Snake bites are added to the list of 22 pathologies that set a record incidence in 2022, revealed the federal Health Secretary, by establishing that 130 cases of people hospitalized were registered in that year.
The agency established that the problem increased by 52.94 percent with respect to 2021, which totaled 85 people attacked.
From 2012 to date, the minimum incidence occurred in 2016, with 42 cases, while the maximum was in 2019, with 122 ophidian attacks, a figure that was surpassed.
Likewise, it is one of the nine entities with the highest number of “Snake bites”, with 3.45 percent of the national total, since three thousand 767 have been attended in the country.
According to the study by the State Zoonosis Coordinator of the Yucatan Health Secretary (SSY), Daly Gabino Martinez Ortiz, the highest number of snakebite attacks in the State are registered in three periods of the year, the most drought and high heat index, as well as during the burning season and the rainy season.
He also stated that “snake accidents are a multifactorial problem, but this time it is a consequence of the heat since for several weeks the temperature has been above 35 degrees Celsius”.
According to the SSY, a snake is poisonous, and these are some of the snakes that attack people the most, such as the nauyaca and the rattlesnake, which do not have a lethal bite for humans, and they even have an evasive behavior, they flee immediately.
The ophidian accidents are caused by three types of rattlesnakes (Crotalus durissus, Crotalus atrox, and Crotalus scutulatus), as well as the four noses or Nauyaca (Bothrops asper), and the huolpoch (Agkistrodon).

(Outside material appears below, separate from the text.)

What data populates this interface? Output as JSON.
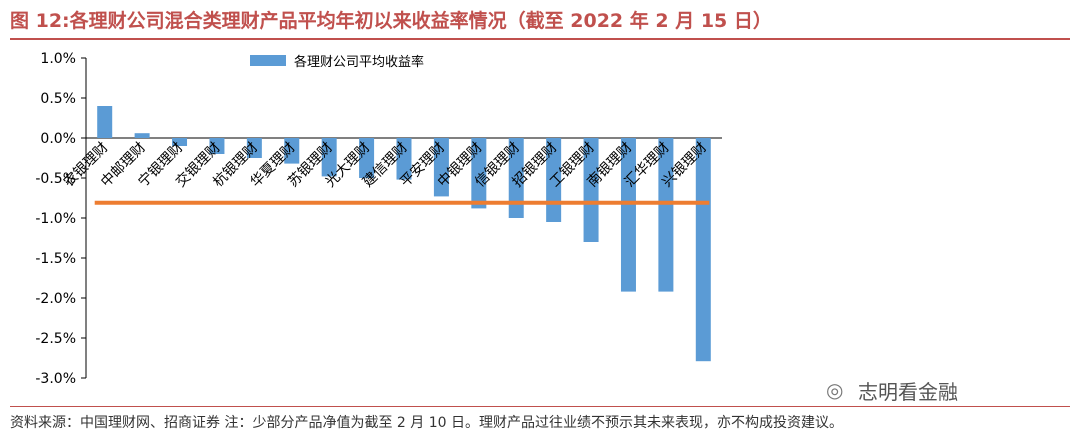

He explained that the greatest number of snake accidents is a consequence of natural causes, such as excessive heat and, therefore, lack of water, which is why these reptiles choose to settle in houses.
“During the period of extreme heat, these reptiles leave their burrows to look for water and food; during the burning season they flee from the fire, and during the rainy season, their nests are flooded and they look for a better place,” he said.
Because they adapt very easily to urban areas, they choose not to return to the wild because “they have a perfect habitat”.